Thankfully, Josh is not left alone inside this storm of thoughts. Brasch wisely surrounds him with a wonderful company of performers who bring both humour and emotional weight to the story. The fantastically gifted Matthew Saldívar (Broadway’s Junk) moves through multiple roles with an appealing ease that keeps the play lively, thoughtful, and engaging, while Chip Zien (Broadway’s Harmony) gives Grandpa Shrimpy a gentle sweetness that quietly anchors many scenes with his desperation and need, without any of them slipping into the saccharin waters. Peter Maloney (ATC’s On The Shore of the Wide World) brings a complicated but wondrously wounded presence as Josh’s other grandfather, a man struggling with forgiveness and the limits of patience against a sea of grief and sadness. Together they create a portrait of family and friends that feels messy, loving, and deeply human.
Then there is the magnificent Caroline Aaron (Off-Broadway’s Conversations with Mother) as Beverly, Josh’s other grandmother. Aaron storms into the play with the confidence of someone who has seen every excuse before and refuses to indulge another one. Her speech confronting Josh lands with thrilling clarity. Under her watchful gaze, something shifts inside him. For the first time, his attention turns inward rather than outward, and the possibility of real change begins to flicker to life. Josh’s mother, portrayed with quiet strength by Heidi Armbruster (Rattlestick’s Lewiston/Clarkston), watches this whole transformation with the complicated mixture of hope and exhaustion that only a parent could understand. And we feel for them all, including the complex Josh, understanding each and every posture, pain, and proud moment.

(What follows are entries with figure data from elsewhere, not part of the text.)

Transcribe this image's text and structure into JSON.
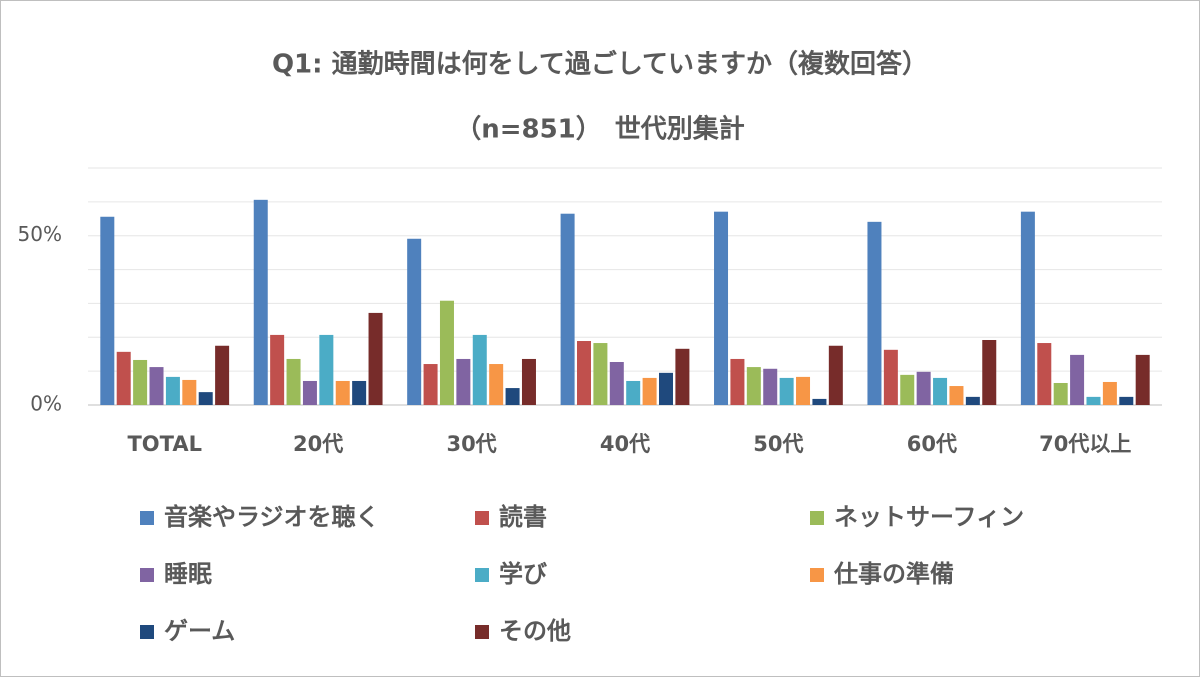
{
  "chart_data": {
    "type": "bar",
    "title": "Q1: 通勤時間は何をして過ごしていますか（複数回答）",
    "subtitle": "（n=851）　世代別集計",
    "categories": [
      "TOTAL",
      "20代",
      "30代",
      "40代",
      "50代",
      "60代",
      "70代以上"
    ],
    "series": [
      {
        "name": "音楽やラジオを聴く",
        "color": "#4f81bd",
        "values": [
          55.6,
          60.6,
          49.1,
          56.5,
          57.1,
          54.1,
          57.1
        ]
      },
      {
        "name": "読書",
        "color": "#c0504d",
        "values": [
          15.7,
          20.7,
          12.1,
          18.9,
          13.6,
          16.3,
          18.3
        ]
      },
      {
        "name": "ネットサーフィン",
        "color": "#9bbb59",
        "values": [
          13.3,
          13.6,
          30.8,
          18.3,
          11.2,
          8.9,
          6.5
        ]
      },
      {
        "name": "睡眠",
        "color": "#8064a2",
        "values": [
          11.2,
          7.1,
          13.6,
          12.7,
          10.7,
          9.8,
          14.8
        ]
      },
      {
        "name": "学び",
        "color": "#4bacc6",
        "values": [
          8.3,
          20.7,
          20.7,
          7.1,
          8.0,
          8.0,
          2.4
        ]
      },
      {
        "name": "仕事の準備",
        "color": "#f79646",
        "values": [
          7.4,
          7.1,
          12.1,
          8.0,
          8.3,
          5.6,
          6.8
        ]
      },
      {
        "name": "ゲーム",
        "color": "#1f497d",
        "values": [
          3.8,
          7.1,
          5.0,
          9.5,
          1.8,
          2.4,
          2.4
        ]
      },
      {
        "name": "その他",
        "color": "#772c2a",
        "values": [
          17.5,
          27.2,
          13.6,
          16.6,
          17.5,
          19.2,
          14.8
        ]
      }
    ],
    "ylim": [
      0,
      70
    ],
    "yticks": [
      {
        "value": 0,
        "label": "0%"
      },
      {
        "value": 50,
        "label": "50%"
      }
    ],
    "minor_yticks": [
      10,
      20,
      30,
      40,
      60,
      70
    ],
    "grid": true
  }
}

The physical staging of The Reservoir is strikingly simple, and a tad bland, except for those great props. The set by Takeshi Kata (PH’s The Profane) remains something of a blank slate. If there is a deeper metaphor hiding inside those rising and falling curtains, it flowed past me before I could catch it. Fortunately, the play hardly needs the help. Jiyoung Chang’s lighting and Kate Marvin’s sound and original music supply the emotional texture that carries Josh’s wandering mind from memory to memory. Costumes by Sara Ryung Clement (MTC’s Golden Shield) gently ground the characters in a recognizable everyday world where humour and heartbreak exist side by side.

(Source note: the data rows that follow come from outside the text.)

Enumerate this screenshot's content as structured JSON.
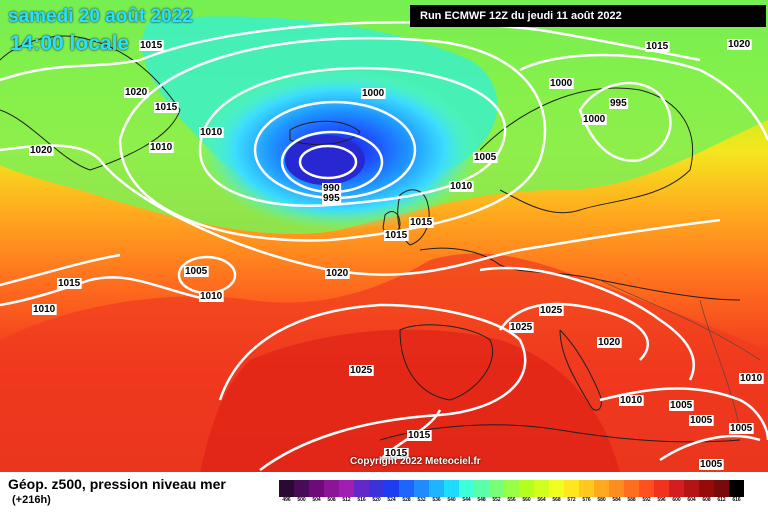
{
  "header": {
    "date_line": "samedi 20 août 2022",
    "time_line": "14:00 locale",
    "run_info": "Run ECMWF 12Z du jeudi 11 août 2022"
  },
  "footer": {
    "title": "Géop. z500, pression niveau mer",
    "lead": "(+216h)",
    "copyright": "Copyright 2022 Meteociel.fr"
  },
  "legend": {
    "values": [
      "496",
      "500",
      "504",
      "508",
      "512",
      "516",
      "520",
      "524",
      "528",
      "532",
      "536",
      "540",
      "544",
      "548",
      "552",
      "556",
      "560",
      "564",
      "568",
      "572",
      "576",
      "580",
      "584",
      "588",
      "592",
      "596",
      "600",
      "604",
      "608",
      "612",
      "616"
    ],
    "colors": [
      "#2a0a33",
      "#4b0a55",
      "#6e0a7a",
      "#8c1496",
      "#a01eb4",
      "#6428c8",
      "#3c32dc",
      "#1e3cf0",
      "#1e64ff",
      "#1e8cff",
      "#1eb4ff",
      "#1edcff",
      "#3cffdc",
      "#5affaa",
      "#78ff78",
      "#96ff46",
      "#b4ff1e",
      "#d2ff1e",
      "#f0ff1e",
      "#ffe61e",
      "#ffc81e",
      "#ffaa1e",
      "#ff8c1e",
      "#ff6e1e",
      "#ff501e",
      "#f0321e",
      "#d21e1e",
      "#b41414",
      "#960a0a",
      "#780a0a",
      "#000000"
    ]
  },
  "isobar_labels": [
    {
      "text": "1015",
      "name": "isobar-label-1015-nw"
    },
    {
      "text": "1020",
      "name": "isobar-label-1020-greenland"
    },
    {
      "text": "1015",
      "name": "isobar-label-1015-greenland"
    },
    {
      "text": "1010",
      "name": "isobar-label-1010-a"
    },
    {
      "text": "1010",
      "name": "isobar-label-1010-b"
    },
    {
      "text": "1020",
      "name": "isobar-label-1020-west"
    },
    {
      "text": "1000",
      "name": "isobar-label-1000-low"
    },
    {
      "text": "990",
      "name": "isobar-label-990"
    },
    {
      "text": "995",
      "name": "isobar-label-995"
    },
    {
      "text": "1005",
      "name": "isobar-label-1005-north"
    },
    {
      "text": "1010",
      "name": "isobar-label-1010-uk"
    },
    {
      "text": "1015",
      "name": "isobar-label-1015-uk"
    },
    {
      "text": "1015",
      "name": "isobar-label-1015-ireland"
    },
    {
      "text": "1020",
      "name": "isobar-label-1020-atlantic"
    },
    {
      "text": "1005",
      "name": "isobar-label-1005-mini-low"
    },
    {
      "text": "1010",
      "name": "isobar-label-1010-mini-low"
    },
    {
      "text": "1015",
      "name": "isobar-label-1015-west"
    },
    {
      "text": "1010",
      "name": "isobar-label-1010-west"
    },
    {
      "text": "1025",
      "name": "isobar-label-1025-azores"
    },
    {
      "text": "1025",
      "name": "isobar-label-1025-france"
    },
    {
      "text": "1025",
      "name": "isobar-label-1025-germany"
    },
    {
      "text": "1020",
      "name": "isobar-label-1020-central"
    },
    {
      "text": "1015",
      "name": "isobar-label-1015-ne"
    },
    {
      "text": "1020",
      "name": "isobar-label-1020-ne"
    },
    {
      "text": "1000",
      "name": "isobar-label-1000-scandi"
    },
    {
      "text": "995",
      "name": "isobar-label-995-scandi"
    },
    {
      "text": "1000",
      "name": "isobar-label-1000-scandi-b"
    },
    {
      "text": "1010",
      "name": "isobar-label-1010-italy"
    },
    {
      "text": "1005",
      "name": "isobar-label-1005-greece"
    },
    {
      "text": "1005",
      "name": "isobar-label-1005-east"
    },
    {
      "text": "1010",
      "name": "isobar-label-1010-east"
    },
    {
      "text": "1005",
      "name": "isobar-label-1005-se"
    },
    {
      "text": "1015",
      "name": "isobar-label-1015-spain"
    },
    {
      "text": "1015",
      "name": "isobar-label-1015-spain-b"
    },
    {
      "text": "1005",
      "name": "isobar-label-1005-africa"
    }
  ]
}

What makes The Reservoir so captivating is the electricity of its writing. Brasch fills the play with sharp observations and wonderfully unexpected jokes that arrive almost faster than the audience can catch them. Yet beneath that humour sits something gentler and wiser. The play feels as though it was written from a place of hard-earned understanding, a voice that has looked honestly at chaos, addiction, and memory and still chosen warmth and humour. One particularly sweet running gag about Anne with an E, described lovingly as that “sweet Canadian orphan,” earned one of the evening’s warmest laughs, especially for this Canadian theatre critic who will always have a soft spot for that famously earnest orphan.

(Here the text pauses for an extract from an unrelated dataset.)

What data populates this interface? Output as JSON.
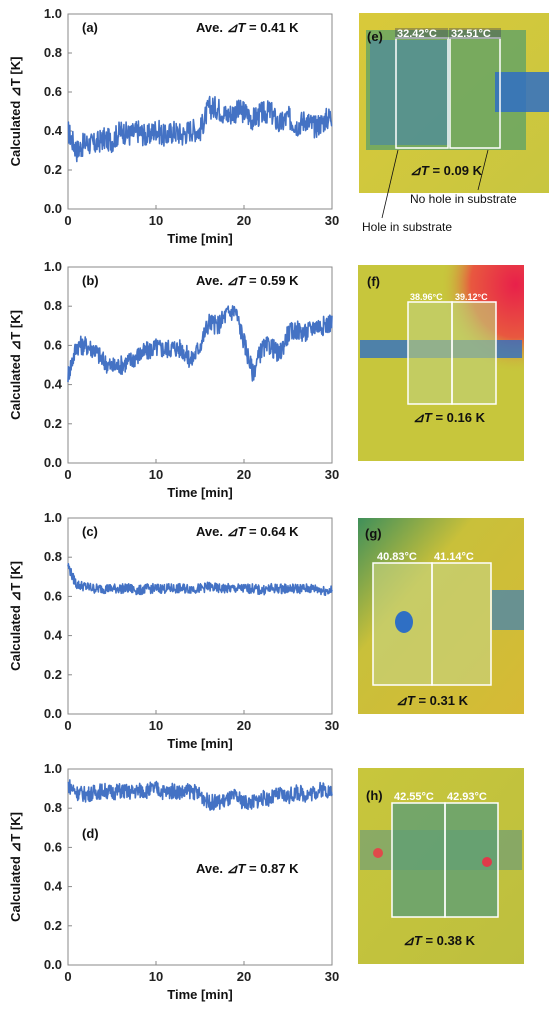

At the center of it all stands the impossibly good Galvin, delivering the perfect balance of Josh’s intelligence, chaos, charm, and vulnerability with remarkable ease. Josh may not fully understand his own theory yet. He may barely understand himself. Still, his search for answers pulls us along with him.
By the time the play reaches its final moments, we realize we have spent the evening inside Josh’s restless mind, following every detour, wrong turn, and sudden burst of clarity. It is a chaotic place, occasionally exhausting, often hilarious, and unexpectedly full of love. And that discovery is what makes The Reservoir so special, a play that finds hope not in fixing the mind, but in learning how to live inside it.